Some of my finds puzzled me. Besides white vinegar, I have red wine vinegar, blackberry vinegar, and rice vinegar, all unopened except for the white. And for someone who seldom bakes, here’s my collection of colored sugar and cake decorations. A lifetime supply! How did all this stuff get in my house? Eric … ?
At last I could get to Mother H’s insides. I thought that because she was already painted white inside, maybe I could get away with just washing her out and applying new linoleum liners to her shelves. HA! What an optimist I can be! I peeled the old linoleum off the shelves. This could be the house’s original lino because it goes (sort of) with the red and gray wallpaper I discovered when patching the walls.
Of course, you knew it would be nasty in there, didn’t you? Yup.
I washed the whole thing down with soap and water, but some of the stains wouldn’t budge, including a dreadful dark cascade of goo from long ago that ran from the top shelf clear to the middle one. I would have to paint, too. Dammit. My big time-saving trick was to use gloss white spray paint instead of a tedious brush. But within two squirts, the house was filled with obnoxious lacquer that us had us all gagging. So much for that idea. Oh, hand me the damned brush …

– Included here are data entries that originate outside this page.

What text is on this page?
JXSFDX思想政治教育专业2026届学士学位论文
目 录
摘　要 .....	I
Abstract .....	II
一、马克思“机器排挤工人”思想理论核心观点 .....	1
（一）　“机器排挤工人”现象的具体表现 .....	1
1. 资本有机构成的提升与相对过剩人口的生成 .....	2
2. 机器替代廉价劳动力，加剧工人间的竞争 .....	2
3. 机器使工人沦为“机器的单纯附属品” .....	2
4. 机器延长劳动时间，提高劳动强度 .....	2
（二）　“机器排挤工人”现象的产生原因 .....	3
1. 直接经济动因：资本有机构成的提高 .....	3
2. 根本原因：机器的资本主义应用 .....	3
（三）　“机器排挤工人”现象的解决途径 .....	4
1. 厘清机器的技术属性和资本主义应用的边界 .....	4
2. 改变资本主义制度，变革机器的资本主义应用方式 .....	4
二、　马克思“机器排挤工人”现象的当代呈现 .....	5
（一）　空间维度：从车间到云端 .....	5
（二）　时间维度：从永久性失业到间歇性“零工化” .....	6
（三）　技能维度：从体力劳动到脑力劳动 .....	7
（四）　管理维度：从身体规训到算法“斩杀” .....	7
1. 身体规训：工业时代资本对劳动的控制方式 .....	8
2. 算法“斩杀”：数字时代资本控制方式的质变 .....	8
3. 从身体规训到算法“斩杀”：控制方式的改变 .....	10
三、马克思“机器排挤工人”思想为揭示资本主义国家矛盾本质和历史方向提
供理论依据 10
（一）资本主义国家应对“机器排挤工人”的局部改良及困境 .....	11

I spent a day with my head inside Mother Hubbard, painting all the nooks and crannies as best I could. Huge improvement, even though the dreadful stain, so impervious to soap and water, had no trouble softening and bleeding through three coats of paint. More character. I know many people would be grossed out by that stain, but living in a century-old home sometimes requires forgiveness—and the willingness to seal unmentionables under a new coat of paint. I’m dealing with the stain here by taking photos at an angle that doesn’t show it. And, now that the pantry’s full again, I can’t see it! Hey, problem solved!
Things really started to come together when Eric cut linoleum liners from spare material left over from our flooring job. I tossed my vintage turntables (bought back when avocado green was popular) and invested in some new ones, plus a set of riser steps for a choir of spices.
Finally, I reopened the Glacier White paint, donned the rubber gloves, scooped out yet another growth of pond scum, and painted her exterior. After a few more days of curing, Eric hung the doors. Are you ready? First, Old Mother Hubbard’s before photo.
And now … ta-da!! See, Mother H, I told you that you’d look fabulous! Beautiful inside and out! Tall, glossy white, and lovely once again.
I’m very proud that Mother Hubbard is the matriarch of our kitchen. Here’s to your second century, Mother H!
PS – Yes, the vintage shaker of Pleasoning made the cut … grandfathered in. It comes from a good family.